🤖 AI Summary
Existing research lacks high-quality corpora and benchmarks to rigorously evaluate large language models’ (LLMs) understanding of societal impacts of disruptive weather, hindering their deployment in climate adaptation. To address this, we introduce the first LLM evaluation benchmark specifically designed for understanding extreme-weather-induced societal impacts, constructed from regional newspaper coverage of disaster responses. Our framework comprises two complementary tasks: multi-label classification and relevance-ranked question answering. Key contributions include: (1) establishing the first evaluation paradigm for weather impact understanding; (2) proposing a four-stage high-fidelity data curation pipeline—news cleaning, structured information extraction, domain-adaptive annotation, and task-specific adaptation; and (3) open-sourcing the first Disruptive Weather Impact (DWI) dataset and evaluation code. Empirical results reveal critical limitations of state-of-the-art LLMs in causal reasoning and cross-event generalization.
📝 Abstract
Climate change adaptation requires the understanding of disruptive weather impacts on society, where large language models (LLMs) might be applicable.
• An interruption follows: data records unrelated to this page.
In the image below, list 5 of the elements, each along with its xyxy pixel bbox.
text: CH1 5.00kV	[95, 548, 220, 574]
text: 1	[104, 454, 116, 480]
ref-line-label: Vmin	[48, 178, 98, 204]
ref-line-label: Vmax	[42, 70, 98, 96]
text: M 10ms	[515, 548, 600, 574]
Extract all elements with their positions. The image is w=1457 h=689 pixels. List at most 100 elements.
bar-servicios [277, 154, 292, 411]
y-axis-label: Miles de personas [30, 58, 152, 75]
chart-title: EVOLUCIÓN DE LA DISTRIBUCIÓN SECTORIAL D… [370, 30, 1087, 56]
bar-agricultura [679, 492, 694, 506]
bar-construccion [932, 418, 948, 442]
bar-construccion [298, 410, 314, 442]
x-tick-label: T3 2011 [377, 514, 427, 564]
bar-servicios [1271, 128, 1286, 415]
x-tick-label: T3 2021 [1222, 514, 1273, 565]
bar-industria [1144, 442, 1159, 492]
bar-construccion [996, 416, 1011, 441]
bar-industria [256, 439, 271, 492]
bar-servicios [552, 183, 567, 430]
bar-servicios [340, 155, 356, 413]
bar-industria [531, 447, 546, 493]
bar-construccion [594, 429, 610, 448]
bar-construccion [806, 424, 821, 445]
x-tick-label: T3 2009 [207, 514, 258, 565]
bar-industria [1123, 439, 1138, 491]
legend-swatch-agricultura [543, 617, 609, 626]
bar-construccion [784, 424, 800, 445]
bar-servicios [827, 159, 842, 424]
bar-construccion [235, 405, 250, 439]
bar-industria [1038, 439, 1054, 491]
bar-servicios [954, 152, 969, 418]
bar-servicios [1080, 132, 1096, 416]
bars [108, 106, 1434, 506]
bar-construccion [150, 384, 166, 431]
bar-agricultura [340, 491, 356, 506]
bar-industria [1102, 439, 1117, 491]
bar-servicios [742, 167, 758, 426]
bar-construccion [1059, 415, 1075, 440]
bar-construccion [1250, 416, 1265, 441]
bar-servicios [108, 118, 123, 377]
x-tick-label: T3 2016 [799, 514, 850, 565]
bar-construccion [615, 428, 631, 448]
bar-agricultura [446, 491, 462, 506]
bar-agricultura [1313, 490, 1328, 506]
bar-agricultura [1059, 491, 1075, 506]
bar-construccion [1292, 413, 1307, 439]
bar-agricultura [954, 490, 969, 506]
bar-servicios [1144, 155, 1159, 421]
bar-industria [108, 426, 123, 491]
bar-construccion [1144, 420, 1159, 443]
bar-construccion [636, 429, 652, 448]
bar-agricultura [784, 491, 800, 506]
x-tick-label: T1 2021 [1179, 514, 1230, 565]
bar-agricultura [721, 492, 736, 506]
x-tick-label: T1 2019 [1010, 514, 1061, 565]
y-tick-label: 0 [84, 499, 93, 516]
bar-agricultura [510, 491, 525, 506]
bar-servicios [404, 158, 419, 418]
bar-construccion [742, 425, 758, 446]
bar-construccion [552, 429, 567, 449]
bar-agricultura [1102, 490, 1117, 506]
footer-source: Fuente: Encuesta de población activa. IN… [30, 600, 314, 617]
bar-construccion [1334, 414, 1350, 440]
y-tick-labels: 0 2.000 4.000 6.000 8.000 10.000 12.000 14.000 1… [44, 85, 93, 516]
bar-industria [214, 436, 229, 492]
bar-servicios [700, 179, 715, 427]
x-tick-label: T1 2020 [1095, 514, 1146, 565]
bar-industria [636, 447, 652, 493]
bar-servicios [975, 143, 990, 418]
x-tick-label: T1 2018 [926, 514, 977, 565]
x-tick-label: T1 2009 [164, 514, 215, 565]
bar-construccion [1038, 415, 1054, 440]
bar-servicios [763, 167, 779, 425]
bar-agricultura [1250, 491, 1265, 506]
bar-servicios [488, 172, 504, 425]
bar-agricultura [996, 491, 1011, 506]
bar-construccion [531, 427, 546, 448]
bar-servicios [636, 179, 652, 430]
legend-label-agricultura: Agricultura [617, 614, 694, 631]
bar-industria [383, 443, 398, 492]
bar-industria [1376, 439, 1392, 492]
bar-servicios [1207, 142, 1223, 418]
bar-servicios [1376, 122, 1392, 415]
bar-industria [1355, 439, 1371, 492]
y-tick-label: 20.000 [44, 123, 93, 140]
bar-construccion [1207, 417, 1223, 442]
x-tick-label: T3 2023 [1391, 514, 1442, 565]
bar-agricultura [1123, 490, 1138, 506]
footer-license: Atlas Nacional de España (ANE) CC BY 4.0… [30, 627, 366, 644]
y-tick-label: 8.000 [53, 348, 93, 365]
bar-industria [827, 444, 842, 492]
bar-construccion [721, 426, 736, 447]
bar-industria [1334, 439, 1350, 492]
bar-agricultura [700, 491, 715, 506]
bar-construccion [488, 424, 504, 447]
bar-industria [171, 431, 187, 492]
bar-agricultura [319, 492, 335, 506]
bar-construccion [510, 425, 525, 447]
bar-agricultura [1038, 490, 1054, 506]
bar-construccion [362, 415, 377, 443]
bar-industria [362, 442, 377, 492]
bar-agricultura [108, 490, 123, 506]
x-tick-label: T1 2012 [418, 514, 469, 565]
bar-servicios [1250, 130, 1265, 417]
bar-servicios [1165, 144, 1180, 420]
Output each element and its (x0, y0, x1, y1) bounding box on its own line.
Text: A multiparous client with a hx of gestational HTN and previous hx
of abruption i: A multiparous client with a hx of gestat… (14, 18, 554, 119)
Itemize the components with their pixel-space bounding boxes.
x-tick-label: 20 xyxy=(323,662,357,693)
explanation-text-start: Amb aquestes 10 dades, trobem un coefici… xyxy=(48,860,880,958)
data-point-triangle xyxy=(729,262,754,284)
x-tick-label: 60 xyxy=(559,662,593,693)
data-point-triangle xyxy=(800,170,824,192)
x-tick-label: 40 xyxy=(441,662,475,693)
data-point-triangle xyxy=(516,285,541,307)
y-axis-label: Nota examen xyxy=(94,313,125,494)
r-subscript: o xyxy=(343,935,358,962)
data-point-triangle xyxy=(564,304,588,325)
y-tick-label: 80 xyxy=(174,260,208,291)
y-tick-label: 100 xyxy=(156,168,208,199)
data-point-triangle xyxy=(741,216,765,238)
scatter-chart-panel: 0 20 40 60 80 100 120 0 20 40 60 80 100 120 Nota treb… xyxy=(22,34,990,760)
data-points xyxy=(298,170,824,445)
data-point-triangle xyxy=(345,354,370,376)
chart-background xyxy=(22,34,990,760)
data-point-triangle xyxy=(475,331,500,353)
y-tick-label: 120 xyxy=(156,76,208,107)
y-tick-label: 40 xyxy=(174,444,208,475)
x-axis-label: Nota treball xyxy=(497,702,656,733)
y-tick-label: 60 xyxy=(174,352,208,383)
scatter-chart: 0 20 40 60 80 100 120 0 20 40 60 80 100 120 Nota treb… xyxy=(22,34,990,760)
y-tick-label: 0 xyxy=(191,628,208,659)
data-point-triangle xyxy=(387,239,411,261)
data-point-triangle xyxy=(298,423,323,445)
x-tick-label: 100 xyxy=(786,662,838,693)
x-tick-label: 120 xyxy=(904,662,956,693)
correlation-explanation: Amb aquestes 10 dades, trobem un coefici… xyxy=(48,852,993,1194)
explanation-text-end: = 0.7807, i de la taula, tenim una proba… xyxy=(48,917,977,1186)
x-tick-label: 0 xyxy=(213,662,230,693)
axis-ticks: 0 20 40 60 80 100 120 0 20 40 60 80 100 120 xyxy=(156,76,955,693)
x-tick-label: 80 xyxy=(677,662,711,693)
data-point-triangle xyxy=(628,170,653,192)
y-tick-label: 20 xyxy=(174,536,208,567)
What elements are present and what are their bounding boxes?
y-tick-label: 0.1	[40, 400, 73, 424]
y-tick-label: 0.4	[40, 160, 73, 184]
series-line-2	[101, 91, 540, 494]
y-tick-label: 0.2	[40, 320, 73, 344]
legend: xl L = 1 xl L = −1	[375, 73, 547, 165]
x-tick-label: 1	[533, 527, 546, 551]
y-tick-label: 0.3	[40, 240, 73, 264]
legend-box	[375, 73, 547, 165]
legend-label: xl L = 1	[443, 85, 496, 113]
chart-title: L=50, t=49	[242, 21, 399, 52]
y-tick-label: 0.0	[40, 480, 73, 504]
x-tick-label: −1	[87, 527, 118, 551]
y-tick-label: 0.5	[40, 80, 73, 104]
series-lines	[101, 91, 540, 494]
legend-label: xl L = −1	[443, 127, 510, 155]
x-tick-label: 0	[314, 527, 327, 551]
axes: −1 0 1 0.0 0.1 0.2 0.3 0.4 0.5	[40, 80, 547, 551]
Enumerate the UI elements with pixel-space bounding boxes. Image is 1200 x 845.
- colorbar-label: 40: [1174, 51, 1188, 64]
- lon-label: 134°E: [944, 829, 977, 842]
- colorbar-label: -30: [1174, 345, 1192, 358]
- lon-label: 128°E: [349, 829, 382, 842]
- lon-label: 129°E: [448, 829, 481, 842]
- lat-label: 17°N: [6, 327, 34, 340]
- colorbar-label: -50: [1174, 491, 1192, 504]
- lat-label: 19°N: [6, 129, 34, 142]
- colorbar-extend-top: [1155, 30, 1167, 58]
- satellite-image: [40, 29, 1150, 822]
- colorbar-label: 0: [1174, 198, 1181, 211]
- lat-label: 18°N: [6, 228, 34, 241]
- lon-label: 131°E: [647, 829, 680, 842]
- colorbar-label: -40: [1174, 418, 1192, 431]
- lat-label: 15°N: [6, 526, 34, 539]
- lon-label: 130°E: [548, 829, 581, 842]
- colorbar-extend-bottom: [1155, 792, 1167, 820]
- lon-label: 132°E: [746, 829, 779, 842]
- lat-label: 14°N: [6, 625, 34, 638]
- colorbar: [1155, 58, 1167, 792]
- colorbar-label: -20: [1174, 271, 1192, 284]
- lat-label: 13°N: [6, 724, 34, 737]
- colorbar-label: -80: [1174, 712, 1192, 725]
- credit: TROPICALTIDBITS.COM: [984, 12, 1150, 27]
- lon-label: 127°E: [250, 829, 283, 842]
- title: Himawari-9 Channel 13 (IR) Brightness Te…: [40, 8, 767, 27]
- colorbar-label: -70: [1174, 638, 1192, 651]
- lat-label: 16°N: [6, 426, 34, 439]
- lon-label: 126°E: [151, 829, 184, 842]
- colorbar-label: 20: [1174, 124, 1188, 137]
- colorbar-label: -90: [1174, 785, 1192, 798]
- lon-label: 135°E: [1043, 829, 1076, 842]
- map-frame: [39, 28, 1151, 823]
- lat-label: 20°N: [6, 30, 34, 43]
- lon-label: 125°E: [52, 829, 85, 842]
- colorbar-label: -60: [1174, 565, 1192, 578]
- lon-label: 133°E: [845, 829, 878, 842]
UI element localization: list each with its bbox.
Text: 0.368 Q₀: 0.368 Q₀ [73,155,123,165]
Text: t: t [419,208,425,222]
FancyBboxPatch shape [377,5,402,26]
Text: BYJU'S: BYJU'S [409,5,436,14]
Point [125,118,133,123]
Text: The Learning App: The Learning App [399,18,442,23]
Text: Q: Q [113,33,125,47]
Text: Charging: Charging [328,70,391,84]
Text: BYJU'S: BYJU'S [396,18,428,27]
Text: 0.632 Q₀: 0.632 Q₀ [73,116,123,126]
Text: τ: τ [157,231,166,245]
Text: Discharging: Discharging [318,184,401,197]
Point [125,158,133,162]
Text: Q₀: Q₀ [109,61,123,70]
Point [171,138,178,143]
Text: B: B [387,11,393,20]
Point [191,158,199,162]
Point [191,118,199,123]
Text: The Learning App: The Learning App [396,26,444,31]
However, their effectiveness is under-explored due to the difficulty of high-quality corpus collection and the lack of available benchmarks. The climate-related events stored in regional newspapers record how communities adapted and recovered from disasters. However, the processing of the original corpus is non-trivial. In this study, we first develop a disruptive weather impact dataset with a four-stage well-crafted construction pipeline. Then, we propose WXImpactBench, the first benchmark for evaluating the capacity of LLMs on disruptive weather impacts. The benchmark involves two evaluation tasks, multi-label classification and ranking-based question answering. Extensive experiments on evaluating a set of LLMs provide first-hand analysis of the challenges in developing disruptive weather impact understanding and climate change adaptation systems. The constructed dataset and the code for the evaluation framework are available to help society protect against vulnerabilities from disasters.